Na verdade nunca se tinha preocupado com o dia seguinte. Vivia a sua vida como se não houvesse amanhã. Havia quem dissesse na corda bamba, ele preferia na ponta da lança.
Desdenhava das rotinas. Virava à esquerda ou à direita consoante lhe desse na gana e o caminho era sempre em frente, mesmo naquelas alturas em que tinha que dar alguns passos atrás.
Quem com ele privava sentia-lhe a respiração ofegante, o coração a bater depressa, mas sabia que era feliz assim.
- Sim, sou feliz assim. Não estou apenas feliz. Costumava dizer a quem o interrogava acerca da sua pressa.
Ele, pelo contrário, nunca se considerou apressado. Aliás, pensava muito em tudo o que fazia, mas pensava a correr, nunca ninguém o viu parado a pensar.
Havia mesmo quem jurasse que ele dormia em pé para não perder tempo. Ele próprio sempre se considerou um ganhador de tempo. Um coleccionador de risos de criança. Sim porque o riso duma criança, achava ele, era o melhor antídoto para uma vida monótona e triste. Cada vez que uma criança se ria, o mundo pulava e avançava. Era exactamente isso que ele procurava, um avanço para lá do que era, aparentemente, possível. Se pudesse ele saltaria para lá do mundo. Sobrevoaria o planeta, tocaria as estrelas. Para ele isso não era um sonho impossível de concretizar.
O azul e branco do infinito era uma meta que sabia alcançável sem necessidade de artifícios livrescos ou poesias industriais.

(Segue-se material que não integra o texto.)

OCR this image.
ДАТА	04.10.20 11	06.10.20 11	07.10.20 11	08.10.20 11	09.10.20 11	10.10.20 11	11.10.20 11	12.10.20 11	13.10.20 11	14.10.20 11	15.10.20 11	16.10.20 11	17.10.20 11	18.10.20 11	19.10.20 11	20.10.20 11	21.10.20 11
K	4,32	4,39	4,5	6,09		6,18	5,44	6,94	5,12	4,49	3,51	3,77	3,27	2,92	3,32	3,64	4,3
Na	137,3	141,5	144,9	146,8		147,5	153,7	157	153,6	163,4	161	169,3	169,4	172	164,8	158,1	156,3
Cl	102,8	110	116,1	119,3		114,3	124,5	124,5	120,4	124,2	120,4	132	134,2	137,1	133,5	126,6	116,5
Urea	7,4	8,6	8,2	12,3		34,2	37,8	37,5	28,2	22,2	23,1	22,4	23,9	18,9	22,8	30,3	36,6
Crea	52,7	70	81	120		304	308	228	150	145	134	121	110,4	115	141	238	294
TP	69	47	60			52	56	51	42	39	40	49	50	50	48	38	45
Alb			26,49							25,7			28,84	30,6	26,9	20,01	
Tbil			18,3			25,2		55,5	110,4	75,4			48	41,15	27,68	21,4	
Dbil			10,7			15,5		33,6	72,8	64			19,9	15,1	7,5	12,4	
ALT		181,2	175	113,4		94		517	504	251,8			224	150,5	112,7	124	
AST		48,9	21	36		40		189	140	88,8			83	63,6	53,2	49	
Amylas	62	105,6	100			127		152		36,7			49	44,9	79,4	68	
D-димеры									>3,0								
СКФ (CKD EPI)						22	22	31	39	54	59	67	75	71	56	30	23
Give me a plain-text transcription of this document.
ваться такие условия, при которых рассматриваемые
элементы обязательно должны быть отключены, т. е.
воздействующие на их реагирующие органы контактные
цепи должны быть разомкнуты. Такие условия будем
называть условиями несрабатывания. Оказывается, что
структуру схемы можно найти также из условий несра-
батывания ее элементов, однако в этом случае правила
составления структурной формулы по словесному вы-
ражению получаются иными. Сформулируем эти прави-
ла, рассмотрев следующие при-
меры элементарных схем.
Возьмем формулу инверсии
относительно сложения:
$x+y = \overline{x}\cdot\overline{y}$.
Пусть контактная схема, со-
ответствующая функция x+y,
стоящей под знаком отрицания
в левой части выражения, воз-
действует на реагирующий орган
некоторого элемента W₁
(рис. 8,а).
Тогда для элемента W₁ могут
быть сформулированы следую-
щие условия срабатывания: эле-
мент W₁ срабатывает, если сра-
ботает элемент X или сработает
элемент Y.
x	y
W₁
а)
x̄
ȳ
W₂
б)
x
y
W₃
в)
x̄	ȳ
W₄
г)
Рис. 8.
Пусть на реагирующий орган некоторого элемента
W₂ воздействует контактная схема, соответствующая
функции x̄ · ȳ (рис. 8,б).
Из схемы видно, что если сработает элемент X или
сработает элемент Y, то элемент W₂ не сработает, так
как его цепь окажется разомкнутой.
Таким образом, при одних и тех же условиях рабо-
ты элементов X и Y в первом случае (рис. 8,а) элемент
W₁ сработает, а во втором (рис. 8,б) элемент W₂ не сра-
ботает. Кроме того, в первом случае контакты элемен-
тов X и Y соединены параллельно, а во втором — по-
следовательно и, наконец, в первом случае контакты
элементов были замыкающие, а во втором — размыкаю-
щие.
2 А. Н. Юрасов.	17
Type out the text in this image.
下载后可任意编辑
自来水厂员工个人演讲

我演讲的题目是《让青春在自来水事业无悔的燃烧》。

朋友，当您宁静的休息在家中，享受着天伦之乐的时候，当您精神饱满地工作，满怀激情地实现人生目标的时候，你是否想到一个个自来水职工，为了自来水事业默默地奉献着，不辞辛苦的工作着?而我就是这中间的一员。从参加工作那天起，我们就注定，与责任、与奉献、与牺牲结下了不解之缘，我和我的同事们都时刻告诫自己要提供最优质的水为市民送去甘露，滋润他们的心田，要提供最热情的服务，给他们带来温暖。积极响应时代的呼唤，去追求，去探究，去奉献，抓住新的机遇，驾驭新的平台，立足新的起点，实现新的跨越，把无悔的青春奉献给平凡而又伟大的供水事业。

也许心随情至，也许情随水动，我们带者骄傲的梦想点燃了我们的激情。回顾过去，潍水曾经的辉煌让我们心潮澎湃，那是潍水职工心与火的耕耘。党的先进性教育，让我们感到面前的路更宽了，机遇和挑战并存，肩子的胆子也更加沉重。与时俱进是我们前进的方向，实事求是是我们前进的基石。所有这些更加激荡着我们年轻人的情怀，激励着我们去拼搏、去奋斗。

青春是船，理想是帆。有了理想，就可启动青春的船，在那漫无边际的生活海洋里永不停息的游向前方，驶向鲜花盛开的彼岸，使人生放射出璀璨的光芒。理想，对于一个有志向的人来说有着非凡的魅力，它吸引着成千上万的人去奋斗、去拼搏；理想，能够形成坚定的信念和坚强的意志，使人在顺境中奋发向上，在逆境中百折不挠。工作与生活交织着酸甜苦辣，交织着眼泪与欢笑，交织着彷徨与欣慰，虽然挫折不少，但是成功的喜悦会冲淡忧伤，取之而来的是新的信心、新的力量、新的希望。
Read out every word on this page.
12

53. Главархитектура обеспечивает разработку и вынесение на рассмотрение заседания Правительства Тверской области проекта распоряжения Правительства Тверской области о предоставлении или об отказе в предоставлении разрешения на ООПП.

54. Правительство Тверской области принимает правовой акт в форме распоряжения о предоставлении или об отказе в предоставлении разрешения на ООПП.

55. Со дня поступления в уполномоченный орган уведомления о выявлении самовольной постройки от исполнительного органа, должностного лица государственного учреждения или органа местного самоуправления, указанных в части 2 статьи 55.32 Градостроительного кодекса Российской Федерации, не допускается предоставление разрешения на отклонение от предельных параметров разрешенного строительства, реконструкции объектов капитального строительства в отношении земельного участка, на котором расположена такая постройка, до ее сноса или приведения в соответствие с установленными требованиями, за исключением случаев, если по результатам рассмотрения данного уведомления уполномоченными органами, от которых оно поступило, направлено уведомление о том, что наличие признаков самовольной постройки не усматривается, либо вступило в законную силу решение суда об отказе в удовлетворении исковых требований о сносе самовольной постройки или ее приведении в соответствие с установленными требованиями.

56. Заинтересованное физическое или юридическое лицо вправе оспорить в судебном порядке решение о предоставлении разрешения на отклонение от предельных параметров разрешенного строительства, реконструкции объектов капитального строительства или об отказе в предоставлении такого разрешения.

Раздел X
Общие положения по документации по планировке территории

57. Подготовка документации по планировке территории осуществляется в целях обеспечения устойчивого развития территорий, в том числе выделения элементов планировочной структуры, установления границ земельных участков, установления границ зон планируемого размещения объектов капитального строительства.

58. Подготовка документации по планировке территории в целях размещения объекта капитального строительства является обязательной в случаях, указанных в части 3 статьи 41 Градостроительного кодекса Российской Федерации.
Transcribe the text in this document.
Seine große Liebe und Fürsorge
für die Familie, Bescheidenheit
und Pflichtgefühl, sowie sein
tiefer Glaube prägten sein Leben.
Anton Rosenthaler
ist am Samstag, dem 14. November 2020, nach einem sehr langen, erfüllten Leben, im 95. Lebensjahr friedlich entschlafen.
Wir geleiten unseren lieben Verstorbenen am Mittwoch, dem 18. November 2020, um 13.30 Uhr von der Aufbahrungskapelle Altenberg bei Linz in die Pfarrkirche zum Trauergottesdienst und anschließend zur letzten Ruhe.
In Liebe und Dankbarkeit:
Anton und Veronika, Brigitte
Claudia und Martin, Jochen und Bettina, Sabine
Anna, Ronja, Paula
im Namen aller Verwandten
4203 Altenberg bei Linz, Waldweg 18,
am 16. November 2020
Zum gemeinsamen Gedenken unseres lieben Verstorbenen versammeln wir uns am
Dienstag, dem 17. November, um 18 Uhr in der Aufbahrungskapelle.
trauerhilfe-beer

Era plausível com aquilo que ele tanto desejava. O desejo não era inalcançável. Era uma coisa concreta que, mais ou cedo ou mais tarde, se alcançaria, senão não era desejo mas quimera fútil e vazia. E o seu mundo não admitia vazios, nem sequer os breves segundos em que, por vezes, uma noite sem estrelas, povoada de fantasmas, lhe surgia do nada. Nem isso o assustava. Pelo contrário, divertia-o.
Dava o braço ao fantasma mais próximo e ria-se com ele, dançava danças imaginadas, percorria-o uma imensa vontade de possuir o impossível.
Era esse o seu desejo, o seu querer, o seu destino afinal: a vontade de possuir o impossível.
No dia em que chegou a essa conclusão, foi o dia em que parou pela primeira vez.
Parou para reflectir, embora não soubesse como se fazia. Estranhou a sensação e, pouco a pouco, compreendeu-a e começou a manobrá-la.
Afinal, pensou, estar parado pode trazer algumas vantagens.
Também nessa altura duvidou. Coisa que nunca lhe tinha acontecido.
Vários porquês o assaltaram inesperadamente e, acontecimento inédito, não lhes conseguiu dar resposta imediata.
Um delicioso embalo foi o que sentiu a seguir. Mesmo antes de fechar os olhos e adormecer. Sentiu ainda o corpo a deitar-se docemente sobre a relva onde tinha parado.
A queda no desconhecido e o seu antigo quintal das brincadeiras misturaram-se na sua mente. Não percebeu se era sonho ou realidade. Se tinha sido enganado, ou era apenas a realidade que se enganara. Mas gostou da sensação e gostou de se lembrar.
A emoção levada á última consequência era, afinal, o que lhe estava a acontecer e mesmo julgando estar a dormir, teve a certeza de que, para se viver a sério, não era necessário correr, afinal o mundo não fugia dele, era apenas ele que queria fugir do mundo.
E num estado em que recordou o quarto de onde via as estrelas, mesmo sem a promessa de as alcançar, confundiu emoções e ganhou uma nova certeza, aquela em que gostava de ter dúvidas, porque assim talvez lhe fosse mais fácil chegar onde sempre desejara, a uma vontade irreprimível de possuir o impossível.
Nessa altura fechou os olhos e deixou-se ficar. Sentiu que estava agora mais perto do azul e branco do infinito, num delicioso embalo, repleto de uma vontade irreprimível de possuir o impossível.